The study’s author, Kimberley May, says this confirms earlier findings that humans struggle to reliably detect fake speech, even after training to recognize artificial content. She also notes the experiment used relatively old algorithms.

This raises the question of whether people will become even less able to detect deepfakes made with more advanced technologies. For example, Apple recently announced software for the iPhone and iPad that can create a copy of a user’s voice from just 15 minutes of recording.

Between benefits and risks

As the Daily Mail documented, criminals have already used deepfakes. In 2019, the CEO of a British energy company was persuaded to transfer a large sum to a fake supplier after receiving a deepfake audio recording of his boss’s voice.

Despite the risks, the technology can also be beneficial—for example, for people with limited speech or for those who may lose their voice due to illness.

The senior author of the study, Professor Lewis Griffin, says the complexity of AI and the wide availability of these tools puts society on the brink of both significant benefits and serious risks.
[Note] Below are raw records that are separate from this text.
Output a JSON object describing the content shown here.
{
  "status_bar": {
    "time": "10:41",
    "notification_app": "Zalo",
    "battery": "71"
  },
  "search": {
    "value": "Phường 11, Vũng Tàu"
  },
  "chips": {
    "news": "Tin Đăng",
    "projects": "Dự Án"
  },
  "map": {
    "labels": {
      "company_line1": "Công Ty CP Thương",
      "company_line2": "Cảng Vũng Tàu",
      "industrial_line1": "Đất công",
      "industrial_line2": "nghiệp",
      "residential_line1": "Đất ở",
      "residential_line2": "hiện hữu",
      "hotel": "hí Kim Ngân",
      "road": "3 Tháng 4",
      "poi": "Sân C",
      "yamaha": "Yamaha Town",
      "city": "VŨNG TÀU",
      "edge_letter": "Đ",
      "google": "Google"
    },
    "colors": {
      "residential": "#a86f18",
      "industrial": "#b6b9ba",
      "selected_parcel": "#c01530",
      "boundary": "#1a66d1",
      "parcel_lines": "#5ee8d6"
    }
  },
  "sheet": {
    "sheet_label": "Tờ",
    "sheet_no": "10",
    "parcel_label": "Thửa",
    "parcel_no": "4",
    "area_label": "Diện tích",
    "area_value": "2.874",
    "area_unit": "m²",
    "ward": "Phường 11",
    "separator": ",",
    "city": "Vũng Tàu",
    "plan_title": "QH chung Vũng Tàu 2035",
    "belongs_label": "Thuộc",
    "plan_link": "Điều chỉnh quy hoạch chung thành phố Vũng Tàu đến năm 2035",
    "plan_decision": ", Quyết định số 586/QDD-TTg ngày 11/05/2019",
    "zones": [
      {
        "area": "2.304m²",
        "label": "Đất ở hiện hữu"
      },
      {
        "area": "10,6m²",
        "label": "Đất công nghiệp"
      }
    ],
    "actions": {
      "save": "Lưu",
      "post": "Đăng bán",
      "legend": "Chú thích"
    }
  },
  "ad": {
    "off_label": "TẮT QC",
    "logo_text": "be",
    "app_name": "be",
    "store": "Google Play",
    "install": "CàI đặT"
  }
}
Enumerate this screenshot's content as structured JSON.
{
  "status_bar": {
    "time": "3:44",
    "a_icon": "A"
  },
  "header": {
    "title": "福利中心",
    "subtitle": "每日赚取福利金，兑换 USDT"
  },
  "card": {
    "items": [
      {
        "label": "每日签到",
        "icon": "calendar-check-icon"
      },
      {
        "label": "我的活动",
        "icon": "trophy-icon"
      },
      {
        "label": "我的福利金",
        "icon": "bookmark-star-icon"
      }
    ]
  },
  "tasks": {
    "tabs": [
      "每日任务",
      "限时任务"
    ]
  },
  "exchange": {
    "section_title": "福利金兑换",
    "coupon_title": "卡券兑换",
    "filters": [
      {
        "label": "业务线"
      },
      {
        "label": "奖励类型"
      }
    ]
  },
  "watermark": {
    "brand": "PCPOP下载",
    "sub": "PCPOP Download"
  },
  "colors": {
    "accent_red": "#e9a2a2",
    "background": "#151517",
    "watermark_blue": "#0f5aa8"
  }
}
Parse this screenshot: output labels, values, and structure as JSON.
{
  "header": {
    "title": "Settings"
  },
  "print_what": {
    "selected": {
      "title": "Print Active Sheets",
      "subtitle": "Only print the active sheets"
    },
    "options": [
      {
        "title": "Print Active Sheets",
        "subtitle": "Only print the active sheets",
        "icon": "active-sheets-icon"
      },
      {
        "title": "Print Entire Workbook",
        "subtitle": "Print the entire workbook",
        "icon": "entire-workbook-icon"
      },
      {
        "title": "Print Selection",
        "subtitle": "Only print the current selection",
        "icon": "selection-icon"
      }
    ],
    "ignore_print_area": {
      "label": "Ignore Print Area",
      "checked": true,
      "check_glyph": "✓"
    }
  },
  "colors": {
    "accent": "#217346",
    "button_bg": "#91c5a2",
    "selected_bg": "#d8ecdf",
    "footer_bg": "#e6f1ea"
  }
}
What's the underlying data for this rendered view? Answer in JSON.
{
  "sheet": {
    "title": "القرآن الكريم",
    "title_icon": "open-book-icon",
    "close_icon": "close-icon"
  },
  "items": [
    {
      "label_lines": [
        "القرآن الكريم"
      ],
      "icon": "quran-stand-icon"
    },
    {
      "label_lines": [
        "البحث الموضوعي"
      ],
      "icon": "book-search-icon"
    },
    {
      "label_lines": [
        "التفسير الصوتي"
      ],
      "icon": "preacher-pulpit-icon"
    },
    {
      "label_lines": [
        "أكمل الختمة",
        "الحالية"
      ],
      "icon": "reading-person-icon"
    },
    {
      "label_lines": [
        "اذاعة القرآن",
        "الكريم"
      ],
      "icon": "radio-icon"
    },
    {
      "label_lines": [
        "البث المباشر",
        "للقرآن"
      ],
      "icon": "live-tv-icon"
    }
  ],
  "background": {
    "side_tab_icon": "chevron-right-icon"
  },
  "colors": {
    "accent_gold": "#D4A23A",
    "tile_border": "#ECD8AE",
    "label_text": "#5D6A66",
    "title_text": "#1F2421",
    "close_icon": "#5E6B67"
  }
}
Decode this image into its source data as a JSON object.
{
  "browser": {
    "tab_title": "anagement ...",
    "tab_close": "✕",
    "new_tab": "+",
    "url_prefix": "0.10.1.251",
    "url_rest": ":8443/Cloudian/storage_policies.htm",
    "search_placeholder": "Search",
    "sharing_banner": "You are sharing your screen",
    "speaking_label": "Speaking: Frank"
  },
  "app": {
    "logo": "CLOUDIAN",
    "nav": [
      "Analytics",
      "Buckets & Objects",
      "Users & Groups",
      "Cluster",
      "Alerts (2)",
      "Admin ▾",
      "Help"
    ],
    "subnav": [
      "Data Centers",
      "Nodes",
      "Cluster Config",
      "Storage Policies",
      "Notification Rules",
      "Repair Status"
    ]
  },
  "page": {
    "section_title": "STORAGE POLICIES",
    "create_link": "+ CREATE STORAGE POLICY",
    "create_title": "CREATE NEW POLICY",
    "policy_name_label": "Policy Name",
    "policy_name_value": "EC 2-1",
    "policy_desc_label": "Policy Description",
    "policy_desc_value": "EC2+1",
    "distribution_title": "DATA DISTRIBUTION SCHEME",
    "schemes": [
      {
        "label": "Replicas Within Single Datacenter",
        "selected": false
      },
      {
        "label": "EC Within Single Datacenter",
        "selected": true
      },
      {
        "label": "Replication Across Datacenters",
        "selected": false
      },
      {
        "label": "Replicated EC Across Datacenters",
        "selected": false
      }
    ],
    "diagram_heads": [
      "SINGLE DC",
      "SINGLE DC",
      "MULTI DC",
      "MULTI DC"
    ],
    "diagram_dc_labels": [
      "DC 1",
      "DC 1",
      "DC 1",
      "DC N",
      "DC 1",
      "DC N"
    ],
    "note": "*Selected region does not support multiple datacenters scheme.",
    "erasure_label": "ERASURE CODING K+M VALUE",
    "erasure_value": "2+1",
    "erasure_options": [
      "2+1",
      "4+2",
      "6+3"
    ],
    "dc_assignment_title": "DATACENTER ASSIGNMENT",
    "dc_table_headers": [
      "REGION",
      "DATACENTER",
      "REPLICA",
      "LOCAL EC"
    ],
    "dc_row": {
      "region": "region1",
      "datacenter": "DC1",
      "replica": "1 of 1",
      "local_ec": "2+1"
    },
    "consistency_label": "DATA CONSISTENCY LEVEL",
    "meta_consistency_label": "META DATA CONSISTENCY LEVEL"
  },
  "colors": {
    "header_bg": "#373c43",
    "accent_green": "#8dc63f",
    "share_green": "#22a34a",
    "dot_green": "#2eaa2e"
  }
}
He recommends that governments and organizations develop strategies to combat misuse.

How to recognize a deepfake?

Deepfake technology, a form of AI, began to emerge around 2014. These systems learn about a target person from photographs and videos, capturing different angles and imitating behavior and speech. Still, there are telltale signs that can separate the real from the fake.

Unnatural eye movement

It’s hard to replicate blinking and natural eye movement. Unnatural or missing eye motions are strong warning signs of a deepfake.

Unnatural facial expressions

Fake or real: how to spot a deepfake

If a person’s facial expression looks off or doesn’t match the context, it may indicate that one image has been overlaid onto another.

Misplaced facial features

If a person’s face points one way while their nose or eyes point another, be skeptical about the video’s authenticity.

Lack of emotion

If a person’s expression doesn’t match what they’re saying—flat affect or mismatched emotion—that can be a sign of “facial morphing” or image stitching.

Awkward posture and unnatural movements

Because deepfakes typically focus on faces, body shape and posture are often wrong: the head and body may not align, or movements may look abrupt and disjointed between frames.

Odd coloring, hair, and teeth

Abnormal skin tones, strange lighting, and incorrect shadows can betray a fake. Deepfake algorithms often struggle to render individual hairs or distinct outlines of teeth, so missing detail in hair or teeth can be a giveaway.

Blur or misalignment

Blurry edges or misaligned elements—such as where the face meets the neck—are common artifacts in deepfakes.

Intermittent noise or strange audio

Fake or real: how to spot a deepfake

Poor lip-sync, robotic-sounding voices, odd pronunciation, digital background noise, or an inconsistent soundscape can all indicate a deepfake.

Oddness revealed in slow motion

Slow down playback or watch on a larger screen to spot errors. Enlarging the mouth area can reveal whether the lips actually match the speech.

Reverse image search

Use reverse image search to find similar images or videos online; that can help show whether media has been altered. Some advanced forensic tools aren’t publicly available, but access to them can be useful for verifying suspicious content.